Le mascherine che i cittadini cinesi sono costretti a indossare per difendersi dal Coronavirus potrebbero far slittare il grande programma denominato “Sistema di Credito Sociale” il cui completamento era previsto in tutto il territorio della Cina entro il
2020.
Le mascherine sul volto impediscono, ai cellulari delle persone e alle videocamere di Stato, il riconoscimento facciale e dunque la possibilità di dare una identità ai cittadini oggetto di monitoraggio a 360 gradi da parte delle autorità.
Non è ancora chiaro se i decisori politici si limiteranno a rinviare il gigantesco programma di sorveglianza di massa al 2021 o se il dramma sanitario che il Paese sta vivendo non spinga i vertici del Partito ad una riflessione politica e culturale più profonda sul progetto di sorveglianza di massa.
La realtà di questi giorni (ed in particolare la sorte del medico Li Wen Jiang) dimostra che punire o premiare il comportamento dei cittadini cinesi sulla base di punteggi forniti da tecnologie invasive del 5G (e non solo) nei luoghi di lavoro, nelle strade, nelle abitazioni non è solo un attentato alla libertà delle persone e al loro sacrosanto diritto alla privacy.
C’è anche un enorme rischio di provocare gravi ritardi e inefficienze: da un lato si reprime un medico che sente il dovere deontologico di segnalare su un social una misteriosa malattia contagiosa, dall’altro se il riconoscimento facciale non funziona (in questo caso per le mascherine contro il Coronavirus) si bloccano moltissime funzioni e servizi pubblici essenziali: dalle pratiche amministrative alla sicurezza, dalle prenotazioni di visite mediche all’ accesso ai trasporti, ecc.

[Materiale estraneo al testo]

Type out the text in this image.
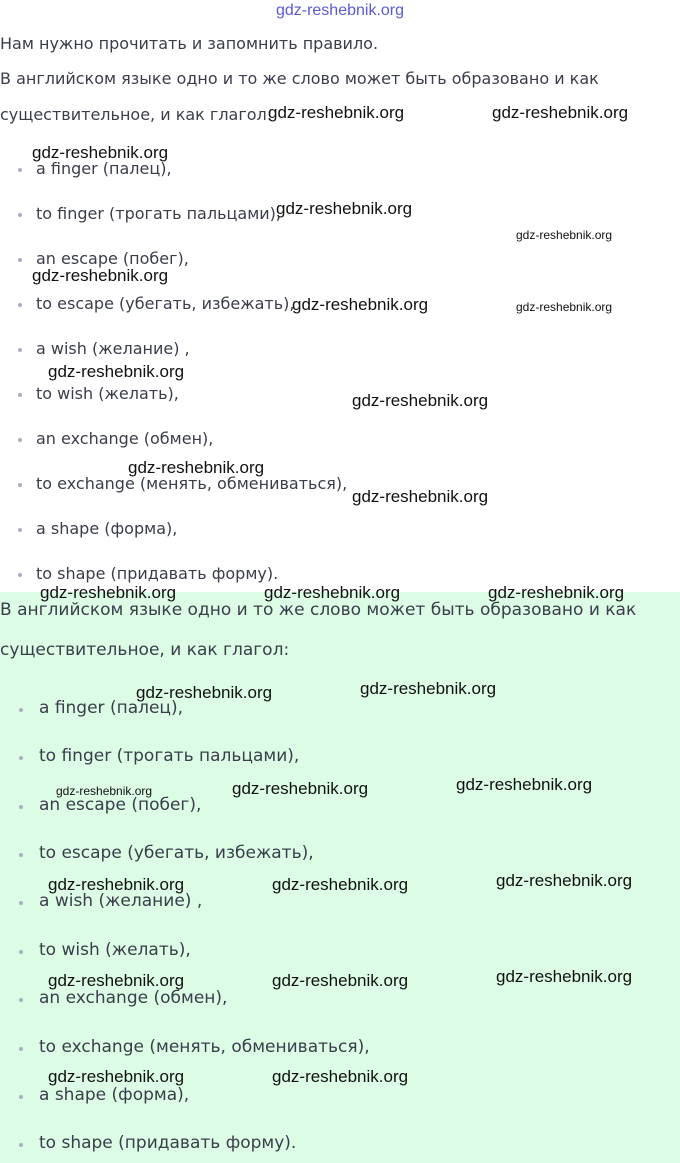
Нам нужно прочитать и запомнить правило.

В английском языке одно и то же слово может быть образовано и как

существительное, и как глагол:

a finger (палец),
to finger (трогать пальцами),
an escape (побег),
to escape (убегать, избежать),
a wish (желание) ,
to wish (желать),
an exchange (обмен),
to exchange (менять, обмениваться),
a shape (форма),
to shape (придавать форму).

В английском языке одно и то же слово может быть образовано и как

существительное, и как глагол:

a finger (палец),
to finger (трогать пальцами),
an escape (побег),
to escape (убегать, избежать),
a wish (желание) ,
to wish (желать),
an exchange (обмен),
to exchange (менять, обмениваться),
a shape (форма),
to shape (придавать форму).
gdz-reshebnik.org
gdz-reshebnik.org	gdz-reshebnik.org
gdz-reshebnik.org
gdz-reshebnik.org
gdz-reshebnik.org
gdz-reshebnik.org
gdz-reshebnik.org	gdz-reshebnik.org
gdz-reshebnik.org
gdz-reshebnik.org
gdz-reshebnik.org
gdz-reshebnik.org
gdz-reshebnik.org	gdz-reshebnik.org	gdz-reshebnik.org
gdz-reshebnik.org	gdz-reshebnik.org
gdz-reshebnik.org	gdz-reshebnik.org	gdz-reshebnik.org
gdz-reshebnik.org	gdz-reshebnik.org	gdz-reshebnik.org
gdz-reshebnik.org	gdz-reshebnik.org	gdz-reshebnik.org
gdz-reshebnik.org	gdz-reshebnik.org
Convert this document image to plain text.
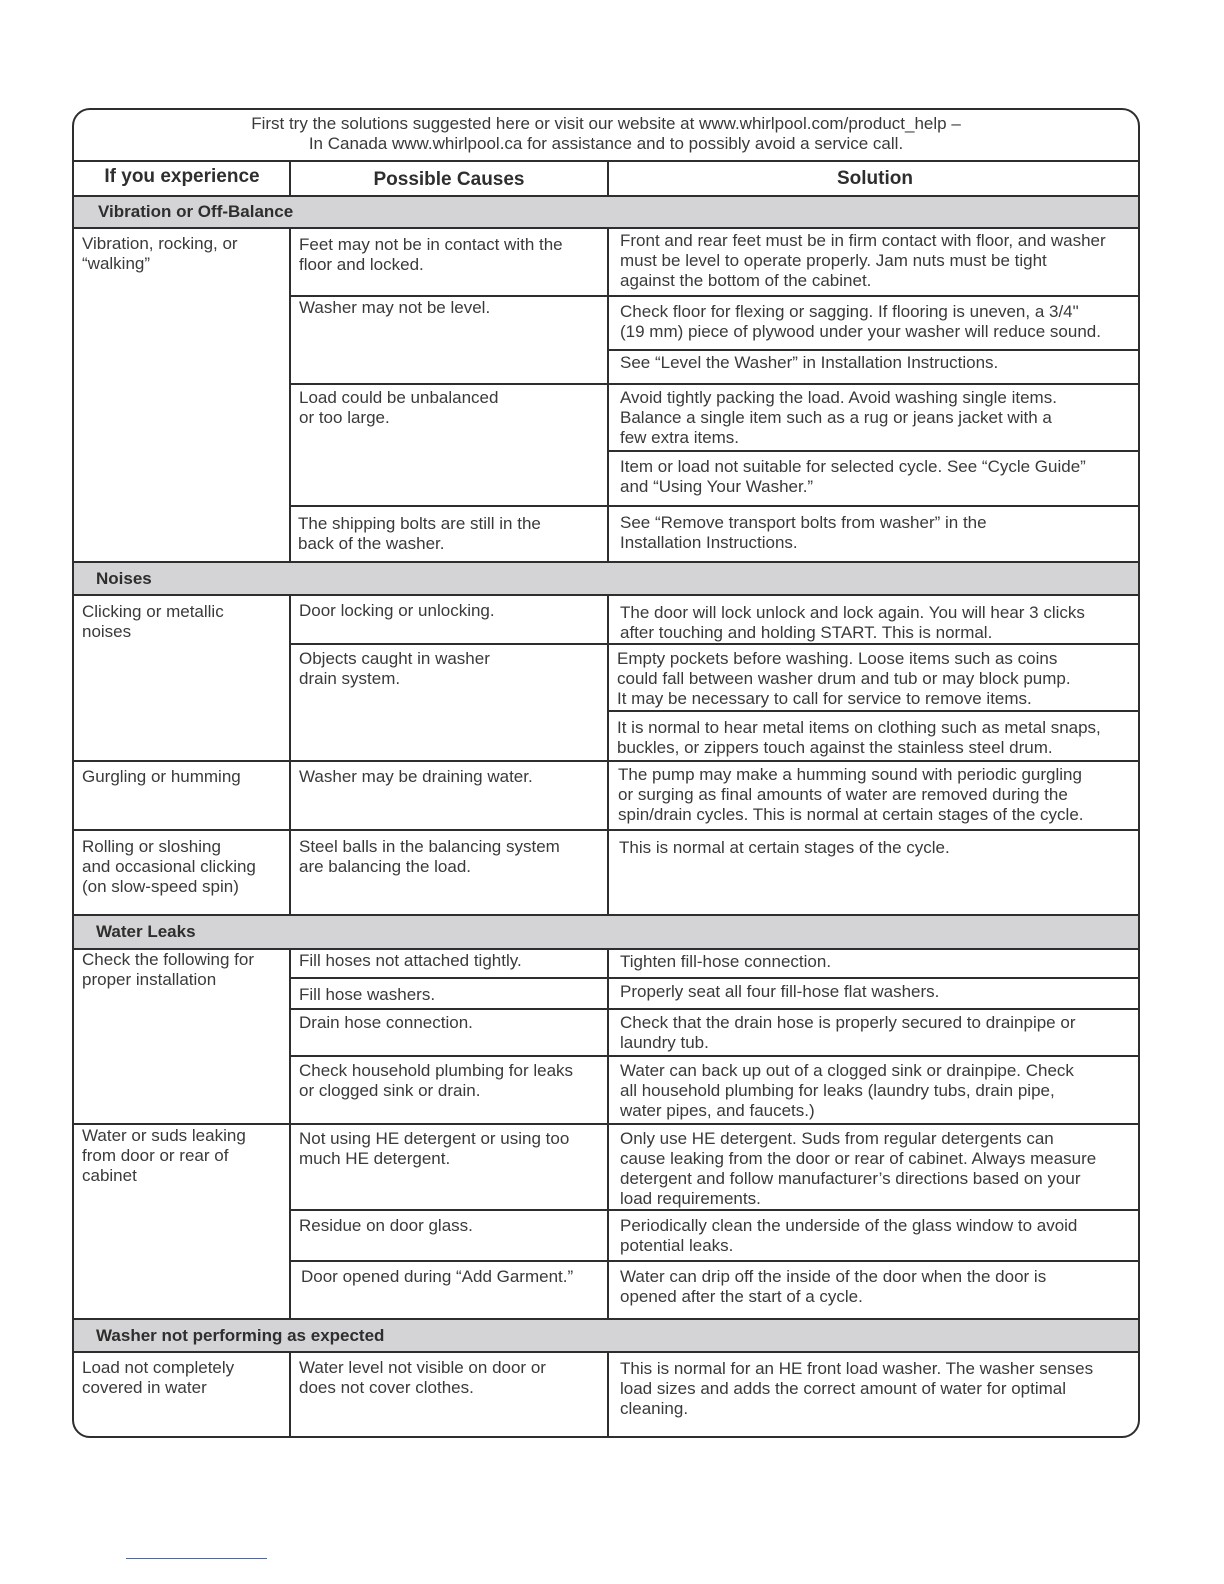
First try the solutions suggested here or visit our website at www.whirlpool.com/product_help –
In Canada www.whirlpool.ca for assistance and to possibly avoid a service call.
If you experience	Possible Causes	Solution
Vibration or Off-Balance
Noises
Water Leaks
Washer not performing as expected
Vibration, rocking, or
“walking”
Clicking or metallic
noises
Gurgling or humming
Rolling or sloshing
and occasional clicking
(on slow-speed spin)
Check the following for
proper installation
Water or suds leaking
from door or rear of
cabinet
Load not completely
covered in water
Feet may not be in contact with the
floor and locked.
Washer may not be level.
Load could be unbalanced
or too large.
The shipping bolts are still in the
back of the washer.
Door locking or unlocking.
Objects caught in washer
drain system.
Washer may be draining water.
Steel balls in the balancing system
are balancing the load.
Fill hoses not attached tightly.
Fill hose washers.
Drain hose connection.
Check household plumbing for leaks
or clogged sink or drain.
Not using HE detergent or using too
much HE detergent.
Residue on door glass.
Door opened during “Add Garment.”
Water level not visible on door or
does not cover clothes.
Front and rear feet must be in firm contact with floor, and washer
must be level to operate properly. Jam nuts must be tight
against the bottom of the cabinet.
Check floor for flexing or sagging. If flooring is uneven, a 3/4"
(19 mm) piece of plywood under your washer will reduce sound.
See “Level the Washer” in Installation Instructions.
Avoid tightly packing the load. Avoid washing single items.
Balance a single item such as a rug or jeans jacket with a
few extra items.
Item or load not suitable for selected cycle. See “Cycle Guide”
and “Using Your Washer.”
See “Remove transport bolts from washer” in the
Installation Instructions.
The door will lock unlock and lock again. You will hear 3 clicks
after touching and holding START. This is normal.
Empty pockets before washing. Loose items such as coins
could fall between washer drum and tub or may block pump.
It may be necessary to call for service to remove items.
It is normal to hear metal items on clothing such as metal snaps,
buckles, or zippers touch against the stainless steel drum.
The pump may make a humming sound with periodic gurgling
or surging as final amounts of water are removed during the
spin/drain cycles. This is normal at certain stages of the cycle.
This is normal at certain stages of the cycle.
Tighten fill-hose connection.
Properly seat all four fill-hose flat washers.
Check that the drain hose is properly secured to drainpipe or
laundry tub.
Water can back up out of a clogged sink or drainpipe. Check
all household plumbing for leaks (laundry tubs, drain pipe,
water pipes, and faucets.)
Only use HE detergent. Suds from regular detergents can
cause leaking from the door or rear of cabinet. Always measure
detergent and follow manufacturer’s directions based on your
load requirements.
Periodically clean the underside of the glass window to avoid
potential leaks.
Water can drip off the inside of the door when the door is
opened after the start of a cycle.
This is normal for an HE front load washer. The washer senses
load sizes and adds the correct amount of water for optimal
cleaning.
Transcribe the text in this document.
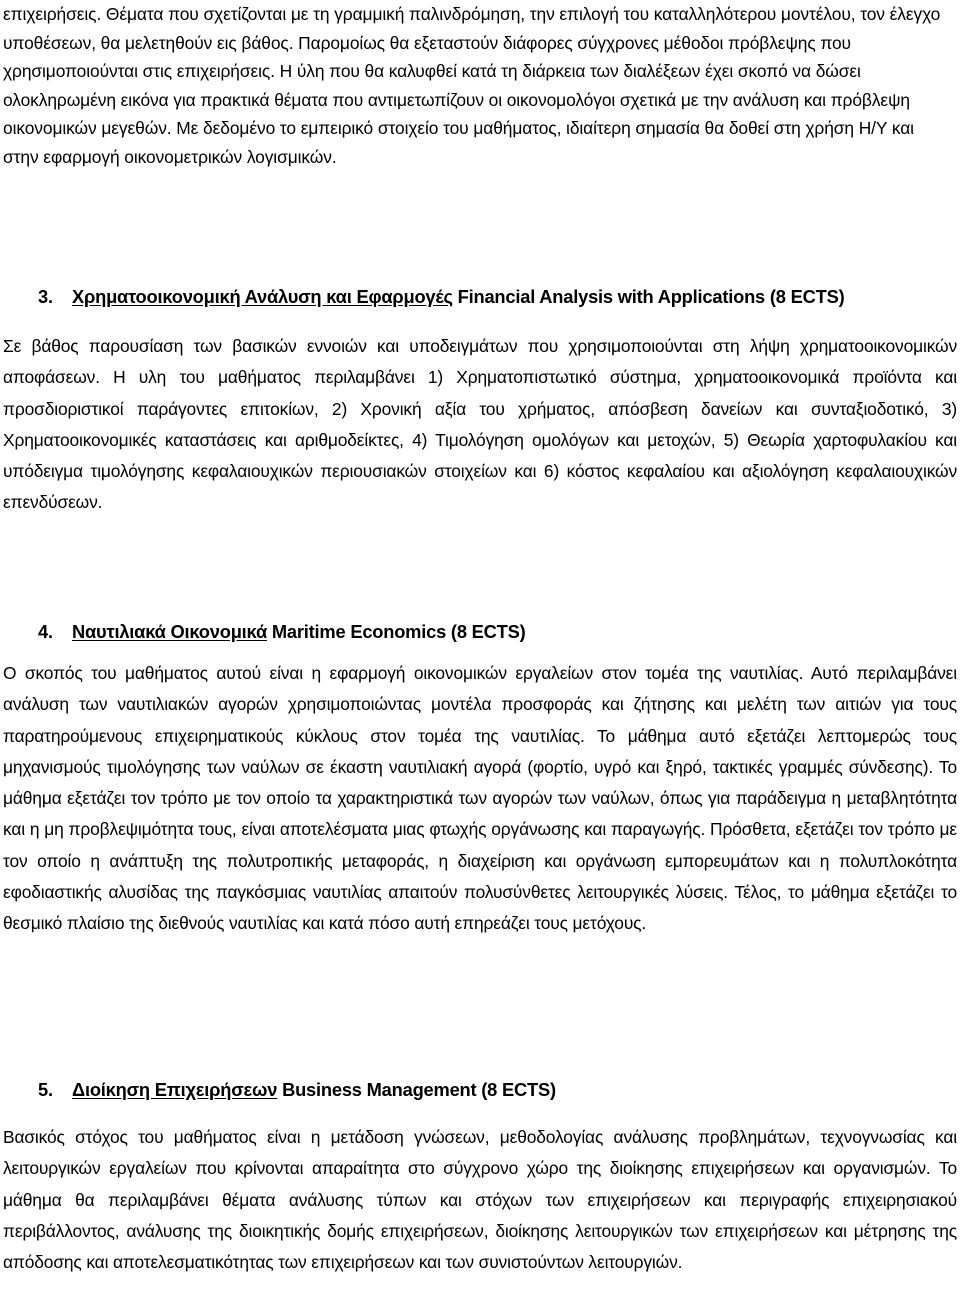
επιχειρήσεις. Θέματα που σχετίζονται με τη γραμμική παλινδρόμηση, την επιλογή του καταλληλότερου μοντέλου, τον έλεγχο υποθέσεων, θα μελετηθούν εις βάθος. Παρομοίως θα εξεταστούν διάφορες σύγχρονες μέθοδοι πρόβλεψης που χρησιμοποιούνται στις επιχειρήσεις. Η ύλη που θα καλυφθεί κατά τη διάρκεια των διαλέξεων έχει σκοπό να δώσει ολοκληρωμένη εικόνα για πρακτικά θέματα που αντιμετωπίζουν οι οικονομολόγοι σχετικά με την ανάλυση και πρόβλεψη οικονομικών μεγεθών. Με δεδομένο το εμπειρικό στοιχείο του μαθήματος, ιδιαίτερη σημασία θα δοθεί στη χρήση Η/Υ και στην εφαρμογή οικονομετρικών λογισμικών.

3. Χρηματοοικονομική Ανάλυση και Εφαρμογές Financial Analysis with Applications (8 ECTS)

Σε βάθος παρουσίαση των βασικών εννοιών και υποδειγμάτων που χρησιμοποιούνται στη λήψη χρηματοοικονομικών αποφάσεων. Η υλη του μαθήματος περιλαμβάνει 1) Χρηματοπιστωτικό σύστημα, χρηματοοικονομικά προϊόντα και προσδιοριστικοί παράγοντες επιτοκίων, 2) Χρονική αξία του χρήματος, απόσβεση δανείων και συνταξιοδοτικό, 3) Χρηματοοικονομικές καταστάσεις και αριθμοδείκτες, 4) Τιμολόγηση ομολόγων και μετοχών, 5) Θεωρία χαρτοφυλακίου και υπόδειγμα τιμολόγησης κεφαλαιουχικών περιουσιακών στοιχείων και 6) κόστος κεφαλαίου και αξιολόγηση κεφαλαιουχικών επενδύσεων.

4. Ναυτιλιακά Οικονομικά Maritime Economics (8 ECTS)

Ο σκοπός του μαθήματος αυτού είναι η εφαρμογή οικονομικών εργαλείων στον τομέα της ναυτιλίας. Αυτό περιλαμβάνει ανάλυση των ναυτιλιακών αγορών χρησιμοποιώντας μοντέλα προσφοράς και ζήτησης και μελέτη των αιτιών για τους παρατηρούμενους επιχειρηματικούς κύκλους στον τομέα της ναυτιλίας. Το μάθημα αυτό εξετάζει λεπτομερώς τους μηχανισμούς τιμολόγησης των ναύλων σε έκαστη ναυτιλιακή αγορά (φορτίο, υγρό και ξηρό, τακτικές γραμμές σύνδεσης). Το μάθημα εξετάζει τον τρόπο με τον οποίο τα χαρακτηριστικά των αγορών των ναύλων, όπως για παράδειγμα η μεταβλητότητα και η μη προβλεψιμότητα τους, είναι αποτελέσματα μιας φτωχής οργάνωσης και παραγωγής. Πρόσθετα, εξετάζει τον τρόπο με τον οποίο η ανάπτυξη της πολυτροπικής μεταφοράς, η διαχείριση και οργάνωση εμπορευμάτων και η πολυπλοκότητα εφοδιαστικής αλυσίδας της παγκόσμιας ναυτιλίας απαιτούν πολυσύνθετες λειτουργικές λύσεις. Τέλος, το μάθημα εξετάζει το θεσμικό πλαίσιο της διεθνούς ναυτιλίας και κατά πόσο αυτή επηρεάζει τους μετόχους.

5. Διοίκηση Επιχειρήσεων Business Management (8 ECTS)

Βασικός στόχος του μαθήματος είναι η μετάδοση γνώσεων, μεθοδολογίας ανάλυσης προβλημάτων, τεχνογνωσίας και λειτουργικών εργαλείων που κρίνονται απαραίτητα στο σύγχρονο χώρο της διοίκησης επιχειρήσεων και οργανισμών. Το μάθημα θα περιλαμβάνει θέματα ανάλυσης τύπων και στόχων των επιχειρήσεων και περιγραφής επιχειρησιακού περιβάλλοντος, ανάλυσης της διοικητικής δομής επιχειρήσεων, διοίκησης λειτουργικών των επιχειρήσεων και μέτρησης της απόδοσης και αποτελεσματικότητας των επιχειρήσεων και των συνιστούντων λειτουργιών.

Il totalitarismo tecnologico ed automatizzato – esaltato dal regime come grande opera di ingegneria di controllo sociale fondato sui Big Data e sull’Intelligenza Artificiale – può trasformarsi in un vero e proprio boomerang.
Nelle società democratiche e aperte esistono per fortuna una pluralità di vie di uscita, ma il binomio tecnocrazia-pensiero unico potrebbe avere effetti devastanti.
L’esigenza di limitare l’onnipresenza delle aziende cinesi della ICT non è dunque – come si vorrebbe far credere – un tema di politica commerciale o un capriccio di Donald Trump, significa agire in coerenza con la grande tradizione del pensiero democratico che pone al centro il rispetto della persona e delle sue libere scelte di vita.
Non è il Governo che ti osserva, ti giudica, ti punisce e ti premia a seconda dei tuoi comportamenti, sei tu cittadino che osservi e giudichi il Governo e premi o punisci i governanti con il voto libero perché segreto.
Inutile nasconderlo, la distanza culturale con la Cina è grande, ma non incolmabile. Anzi, questo è il momento di dialogare seriamente con la leadership cinese.
50 anni fa dopo le prime aperture di Richard Nixon su Foreign Affairs del 1966 negli anni successivi il Ping Pong servi’ a rompere il ghiaccio.
Oggi proprio nel momento in cui l’Italia e il mondo sviluppano la massima solidarietà e cooperazione sanitaria
per combattere l’epidemia è anche il momento di inventare e promuovere un nuovo “Ping Pong” che inneschi un dialogo culturale e politico senza ipocrisie.
Le mascherine hanno messo in evidenza quanto – al di là delle apparenze – una società tecnocratica e dirigista sia vulnerabile.
Certo per promuovere il dialogo bilaterale e multilaterale bisogna crederci, avere solide basi culturali e dimostrare affidabilità.
Due giorni fa Raffaele Volpi ha segnalato come l’allarme unanime del Copasir sul 5G made in China sia rimasto sinora sostanzialmente inascoltato in Parlamento e dall’esecutivo. Non è bello un paese che non si fida del.proprio Comitato Parlamentare per la Sicurezza della Repubblica.
Tutti sanno quanto sia penetrante, diffusa e influente la presenza delle tecnologie cinesi nel nostro Paese. Nessuno chiede scorciatoie o soluzioni irragionevoli, ma difendere i valori fondanti della Repubblica e della cultura democratica è un dovere a cui la classe politica non può sottrarsi.